And he’ll do so after consuming a benzodiazepine.

He informed the masses by writing to his old readers from The Dish:

Dear Dishheads,

Just a heads up that I’ll be liveblogging the debate tonight – and will take a Xanax beforehand.

For those of you who can’t bear to watch, read the liveblog!

For those prepared to watch the republic crumble in real time, join me!

It’s at 9 pm, and at nymag.com.

Know hope

According to WebMD, Xanax is used to treat anxiety and panic disorders and is said to have a “calming effect.”

The side effects Sullivan may experience are many — drowsiness, dizziness, increased saliva and a “change” in sex ability or drive may occur. In rare cases, hallucinations and suicidal thoughts can arise. There can also be rashes, itching and trouble breathing.

It’s clear that he hates Donald Trump.

In May of 2016, he wrote:

“The nausea comes and goes, and there have been days when the news algorithm has actually reassured me that “peak Trump” has arrived. But it hasn’t gone away, and neither has Trump. In the wake of his most recent primary triumphs, at a time when he is perilously close to winning enough delegates to grab the Republican nomination outright, I think we must confront this dread and be clear about what this election has already revealed about the fragility of our way of life and the threat late-stage democracy is beginning to pose to itself.”

In July he endorsed Hillary Clinton.

“I’m with her now,” he wrote. “As passionately as I ever was with Obama.

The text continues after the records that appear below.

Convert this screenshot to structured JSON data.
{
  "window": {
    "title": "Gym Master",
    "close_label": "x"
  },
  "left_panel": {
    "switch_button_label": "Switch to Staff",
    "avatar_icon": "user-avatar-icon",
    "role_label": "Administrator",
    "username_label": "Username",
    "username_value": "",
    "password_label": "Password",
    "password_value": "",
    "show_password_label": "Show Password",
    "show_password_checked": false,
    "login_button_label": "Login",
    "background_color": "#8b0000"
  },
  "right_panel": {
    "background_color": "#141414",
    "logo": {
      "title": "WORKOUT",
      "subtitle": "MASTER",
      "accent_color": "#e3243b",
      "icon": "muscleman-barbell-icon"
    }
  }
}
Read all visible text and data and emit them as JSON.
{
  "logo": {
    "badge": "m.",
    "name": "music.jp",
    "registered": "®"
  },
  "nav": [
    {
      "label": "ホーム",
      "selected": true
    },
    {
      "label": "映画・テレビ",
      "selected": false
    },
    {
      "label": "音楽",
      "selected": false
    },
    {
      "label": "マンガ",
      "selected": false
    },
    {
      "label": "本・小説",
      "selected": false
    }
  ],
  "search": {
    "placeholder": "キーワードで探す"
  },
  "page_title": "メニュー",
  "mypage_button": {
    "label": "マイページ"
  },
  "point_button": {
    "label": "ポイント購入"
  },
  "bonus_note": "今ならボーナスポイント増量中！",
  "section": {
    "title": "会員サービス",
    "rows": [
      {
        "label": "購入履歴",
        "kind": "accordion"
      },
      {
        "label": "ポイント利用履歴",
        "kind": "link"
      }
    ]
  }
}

For his legacy is at stake as well.”

Sullivan left his blog — supposedly for good — to reacquaint himself with his brain and his husband in 2015. He more than alluded to being wiped out after 15 years of blogging.

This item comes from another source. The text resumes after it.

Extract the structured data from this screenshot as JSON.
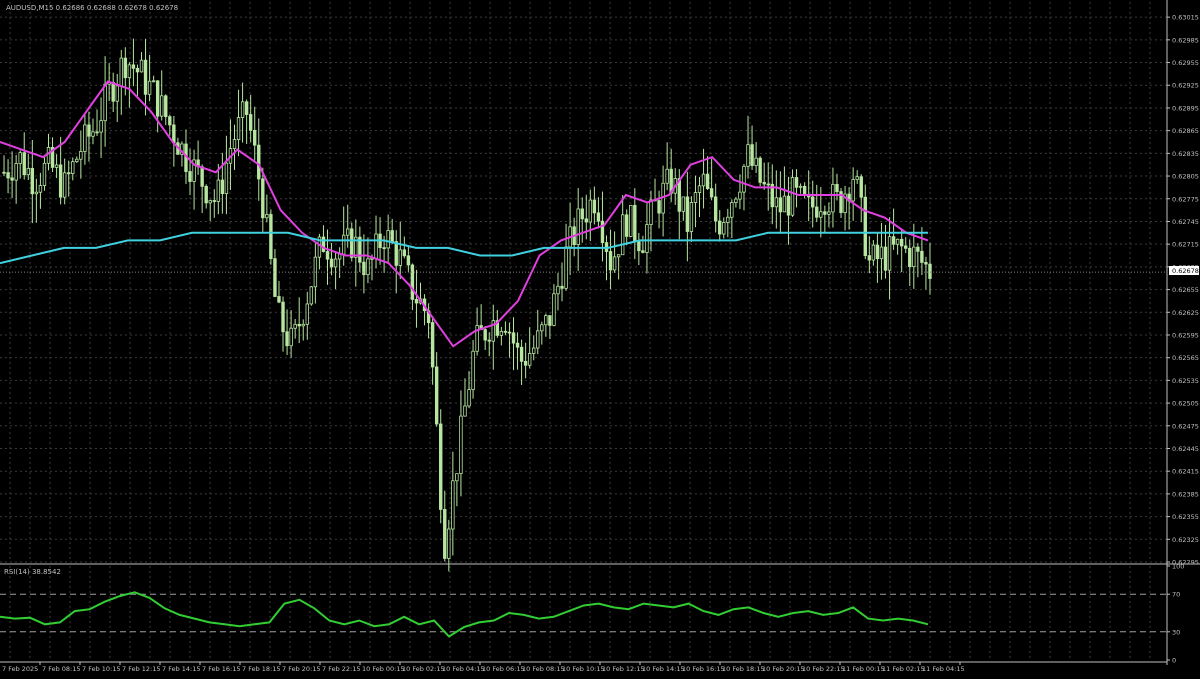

“There comes a time when you have to move on to new things, shake your world up, or recognize before you crash that burn-out does happen,” he wrote in an extremely emotional sort of pre-farewell farewell letter.

“I want to read again, slowly, carefully,” he continued on. “I want to absorb a difficult book and walk around in my own thoughts with it for a while. I want to have an idea and let it slowly take shape, rather than be instantly blogged. I want to write long essays that can answer more deeply and subtly the many questions that the Dish years have presented to me. I want to write a book.”

“I want to spend some real time with my parents, while I still have them, with my husband, who is too often a ‘blog-widow’, my sister and brother, my niece and nephews, and rekindle the friendships that I have simply had to let wither because I’m always tied to the blog. And I want to stay healthy.”

Sullivan returned to the hustle and bustle of the writing world less than a year and a half later.